German election campaign livens up with frontrunner Merkel under pressure
Posted by admin978 on September 3, 2017 · Leave a Comment
German Chancellor Angela Merkel remains a strong favourite to secure re-election when her fellow countrymen go to the polls on 24th September. In 2015 Merkel’s decision to admit well over a million asylum seekers seemed to be not only a catastrophe for Germans but a political disaster for Merkel herself. Her conservative CDU-CSU [the CDU operates in most of Germany but has a longstanding partnership with the Catholic CSU in Bavaria] was losing votes to a new anti-immigration party Alternative for Germany (AfD) throughout late 2015 and 2016.
Then at the start of this year the SPD (German equivalent of the Labour Party) started to take a lead in opinion polls after selecting former European Parliament president Martin Schulz as its candidate for Chancellor.
However once the campaign got under way many voters, especially in the more prosperous western areas of Germany, began to turn back to Merkel partly out of fear that the SPD would form a coalition government including the neo-Marxist Left Party (Die Linke) as well as the Greens. The Left Party includes former leaders of the Communist Party that ruled the former East Germany until the fall of the Berlin Wall in 1989.
A further complication is that former SPD Chancellor Gerhard Schröder has taken a position on the board of the Russian state oil company Rosneft, raising suspicions among journalists hostile to Putin.
However Schulz failed to make significant progress in the debate and seems headed for certain defeat.
Meanwhile AfD has suffered internal strains, with co-leader Frauke Petry deciding not to be the party’s candidate for Chancellor.
In recent days Merkel has tried to take her campaign to eastern areas that remain hostile to her immigration policy. The Financial Times this weekend describes a disastrous Merkel campaign event in Bitterfeld, an industrial town in Lower Saxony where AfD remains strong. Some predict that while AfD’s nationwide vote will be under 10%, it could poll closer to 20% in the East (outside the capital Berlin which remains a leftist stronghold).

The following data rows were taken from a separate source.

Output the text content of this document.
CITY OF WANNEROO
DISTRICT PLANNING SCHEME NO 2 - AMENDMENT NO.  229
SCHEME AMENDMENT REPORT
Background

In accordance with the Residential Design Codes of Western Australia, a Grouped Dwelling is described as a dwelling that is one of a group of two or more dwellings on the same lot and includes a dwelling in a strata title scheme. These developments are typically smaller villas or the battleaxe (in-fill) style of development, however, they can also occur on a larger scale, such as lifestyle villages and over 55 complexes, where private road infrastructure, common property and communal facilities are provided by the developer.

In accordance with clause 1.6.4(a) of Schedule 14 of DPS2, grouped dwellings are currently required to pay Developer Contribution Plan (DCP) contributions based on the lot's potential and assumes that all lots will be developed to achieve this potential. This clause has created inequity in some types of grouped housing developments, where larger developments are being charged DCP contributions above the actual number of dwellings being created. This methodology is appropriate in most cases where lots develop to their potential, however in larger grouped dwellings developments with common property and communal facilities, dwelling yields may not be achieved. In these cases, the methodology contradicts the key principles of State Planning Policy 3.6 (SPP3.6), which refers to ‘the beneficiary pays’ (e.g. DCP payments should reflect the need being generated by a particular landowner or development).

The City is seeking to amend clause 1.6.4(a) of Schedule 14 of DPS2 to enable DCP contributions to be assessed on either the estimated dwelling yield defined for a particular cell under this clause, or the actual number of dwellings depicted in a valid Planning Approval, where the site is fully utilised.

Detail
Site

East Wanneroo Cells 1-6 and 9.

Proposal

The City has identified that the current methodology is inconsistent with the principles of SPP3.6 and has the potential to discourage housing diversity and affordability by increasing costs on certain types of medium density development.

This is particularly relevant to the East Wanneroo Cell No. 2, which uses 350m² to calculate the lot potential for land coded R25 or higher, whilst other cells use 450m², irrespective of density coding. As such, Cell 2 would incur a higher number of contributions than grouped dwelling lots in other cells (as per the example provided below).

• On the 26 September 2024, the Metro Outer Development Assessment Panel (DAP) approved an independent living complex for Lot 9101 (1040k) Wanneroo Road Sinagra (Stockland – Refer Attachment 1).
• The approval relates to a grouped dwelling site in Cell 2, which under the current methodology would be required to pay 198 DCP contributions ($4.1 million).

AfD has not resolved internal debates over how to deal with present-day Germany’s tyrannical laws that dictate not only what can be said on racial matters, but how scientists, historians, lawyers and ordinary citizens can discuss issues of 20th century history.
Germany’s main nationalist party the NPD will be fielding candidates in most of the country both at constituency and list level. (The German election system is partly based on Westminster style constituencies but with a ‘top-up’ element based on party lists, to create a Parliament that represents the percentage votes achieved by each party, with a 5% threshold required to obtain any MPs.)
Recently the 88-year-old Ursula Haverbeck was given a two-year sentence for ‘Holocaust denial’ after questioning the increasingly discredited official version of history that dictates 6 million Jews were murdered, supposedly mainly in homicidal gas chambers during the Second World War.
German prosecutors and government representatives refuse to answer Frau Haverbeck’s questions as to how, where and on whose orders such supposed mass killings took place: instead of answering such questions they bring further criminal charges. However contrary to some reports Frau Haverbeck is not presently in a prison cell, as despite court verdicts and sentences there are still appeal processes going on.
Meanwhile the 81-year-old lawyer Horst Mahler remains imprisoned near Berlin on similar charges, having been handed back to German custody in June by the Hungarian government. Mahler had been released from a 12-year prison sentence on health grounds after becoming critically ill and having a leg amputated, but prosecutors ordered his return to prison earlier this year.